Inside a comic actor
Premkumar is back on the big screen in his comical best, with Aravindante Athithikal.
On the other side of the phone, Premkumar sounds excited. Just hours ago was he chosen for the 10th Adoor Bhasi Chalachithra Ratna Award, for his contributions to society as an actor and as a columnist who writes about social issues and current affairs. The Premkumar film buffs had known for long is a man of excellent comic timing and memorable humour-packed dialogues. But opening a bag of surprises, he states, “It’s all another person on the screen. In real life, I am not funny at all.”
Premkumar was the star of the 90s – the leading man in nearly 20 films and the comical sidekick in over 150 movies. Since then, there were movies, many of those blink-and-miss ones, till Aravindante Athithikal and Panchavarnathatha, touted as his comeback movies to the forte of humour, happened.
Glad about the reception, he says, “I hadn’t gone anywhere. I was here at my home in Kazhakoottam, playing with my daughter, accepting offers that came to me and putting my thoughts into words.”
The break, he says, happened due to laziness. “I am someone who loves to sit at home watching the rain, reading books and writing down my thoughts,” says Premkumar, who has penned articles in leading Malayalam dailies on subjects that range from crazy superstar fandom to Adivasi Gothra Maha Sabha’s standing protest (nilpu samaram) to substandard TV soaps.
A person who started off as a TV actor and shifted to the silver screen, playing memorable roles in movies such as Aadyathe Kanmani, Aniyan Bava Chettan Bava and Puthukkotta-yile Puthumanavalan, Premkumar doesn’t shy away from criticising TV. “I don’t believe in any art that delivers wrong messages. Without self-censoring, the serials these days spew venom and misogyny, which is why I refused to accept the offers from TV soaps. I make sure that whatever I am part of has some virtue to offer,” says the actor, who is planning to bring out a book compiling his articles.

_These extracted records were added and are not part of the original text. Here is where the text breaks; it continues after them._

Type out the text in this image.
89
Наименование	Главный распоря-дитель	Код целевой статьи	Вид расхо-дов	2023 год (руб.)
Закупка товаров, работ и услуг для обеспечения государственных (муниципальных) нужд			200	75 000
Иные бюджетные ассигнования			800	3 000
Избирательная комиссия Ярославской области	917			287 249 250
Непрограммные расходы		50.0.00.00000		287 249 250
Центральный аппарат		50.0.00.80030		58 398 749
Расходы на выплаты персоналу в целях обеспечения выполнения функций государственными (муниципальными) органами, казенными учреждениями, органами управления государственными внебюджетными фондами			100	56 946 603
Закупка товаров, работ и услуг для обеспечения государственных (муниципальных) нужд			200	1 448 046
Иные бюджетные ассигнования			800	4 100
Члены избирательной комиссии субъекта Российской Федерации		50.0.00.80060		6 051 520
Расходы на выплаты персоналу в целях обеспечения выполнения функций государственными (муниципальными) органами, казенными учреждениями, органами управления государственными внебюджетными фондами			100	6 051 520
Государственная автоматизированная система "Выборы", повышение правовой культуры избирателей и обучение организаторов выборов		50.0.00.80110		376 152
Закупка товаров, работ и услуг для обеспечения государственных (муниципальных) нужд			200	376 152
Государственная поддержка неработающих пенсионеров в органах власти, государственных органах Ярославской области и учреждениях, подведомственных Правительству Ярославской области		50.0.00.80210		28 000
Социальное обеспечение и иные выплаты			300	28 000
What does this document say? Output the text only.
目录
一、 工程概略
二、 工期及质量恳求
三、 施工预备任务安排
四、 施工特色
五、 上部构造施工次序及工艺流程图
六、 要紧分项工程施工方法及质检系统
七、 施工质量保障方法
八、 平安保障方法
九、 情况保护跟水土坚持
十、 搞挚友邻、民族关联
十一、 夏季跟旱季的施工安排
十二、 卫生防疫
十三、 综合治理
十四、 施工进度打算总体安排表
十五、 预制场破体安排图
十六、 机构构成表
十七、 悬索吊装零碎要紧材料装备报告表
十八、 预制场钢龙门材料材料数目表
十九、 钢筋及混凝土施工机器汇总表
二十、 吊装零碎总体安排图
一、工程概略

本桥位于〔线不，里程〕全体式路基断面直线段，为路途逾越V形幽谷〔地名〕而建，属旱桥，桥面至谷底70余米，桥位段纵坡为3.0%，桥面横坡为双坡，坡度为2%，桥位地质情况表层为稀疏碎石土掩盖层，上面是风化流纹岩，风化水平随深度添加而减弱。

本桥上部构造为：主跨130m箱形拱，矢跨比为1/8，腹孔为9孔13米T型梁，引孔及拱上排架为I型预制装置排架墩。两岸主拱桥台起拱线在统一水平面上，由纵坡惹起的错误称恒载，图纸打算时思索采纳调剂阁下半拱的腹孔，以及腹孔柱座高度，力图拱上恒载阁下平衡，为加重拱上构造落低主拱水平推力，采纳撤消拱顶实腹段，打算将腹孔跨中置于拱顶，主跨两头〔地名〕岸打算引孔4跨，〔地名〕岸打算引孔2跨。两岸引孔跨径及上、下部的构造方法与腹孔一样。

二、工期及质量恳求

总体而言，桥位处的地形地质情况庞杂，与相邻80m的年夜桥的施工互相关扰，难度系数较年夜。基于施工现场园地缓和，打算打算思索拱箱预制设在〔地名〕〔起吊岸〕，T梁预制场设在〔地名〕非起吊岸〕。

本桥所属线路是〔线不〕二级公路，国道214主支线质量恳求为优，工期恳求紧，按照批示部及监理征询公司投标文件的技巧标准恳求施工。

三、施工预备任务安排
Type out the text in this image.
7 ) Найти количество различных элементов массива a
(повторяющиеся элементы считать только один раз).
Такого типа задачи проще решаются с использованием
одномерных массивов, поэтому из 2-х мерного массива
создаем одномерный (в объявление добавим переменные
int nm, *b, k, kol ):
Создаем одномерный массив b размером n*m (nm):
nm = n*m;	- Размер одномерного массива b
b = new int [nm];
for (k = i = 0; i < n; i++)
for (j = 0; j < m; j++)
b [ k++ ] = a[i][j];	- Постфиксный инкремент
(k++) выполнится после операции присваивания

“In films, the real me has been misunderstood. My identity is very different from what has been portrayed through my characters,” he says. Is there a tinge of melancholy in his words? “It is true that I have been typecast in comic roles, but I always consider myself lucky. Growing up in a little village hoping to earn a government job one day, I could scale great heights when people who are more handsome and talented couldn’t make it. Isn’t that lucky?” asks the actor, who lives in Thiruvananthapuram with his wife Jisha and daughter Ponnu.
A Calicut University School of Drama alumnus, Premkumar passed with first rank and his very first movie was Sakhavu, a biopic of Communist leader P. Krishnapillai. “I started off acting as comrade P. My dream, back then, was to portray serious characters like Oedipus, Macbeth and Othello from my drama days. Much later, I got to act in Vasanthathinte Kanalvazhikalil, yet another movie about comrade P, but that movie didn’t see the daylight. Had it come out, my whole life would have been different!”
But he stresses that he has no regrets or worry. “I trust in God and believe that everything happens according to a plan. There’s nothing we can do about it,” says the actor, who is currently shooting for Fahadh Faasil’s Anenkilum Allenkilum, in which he will be seen in yet another comic avatar.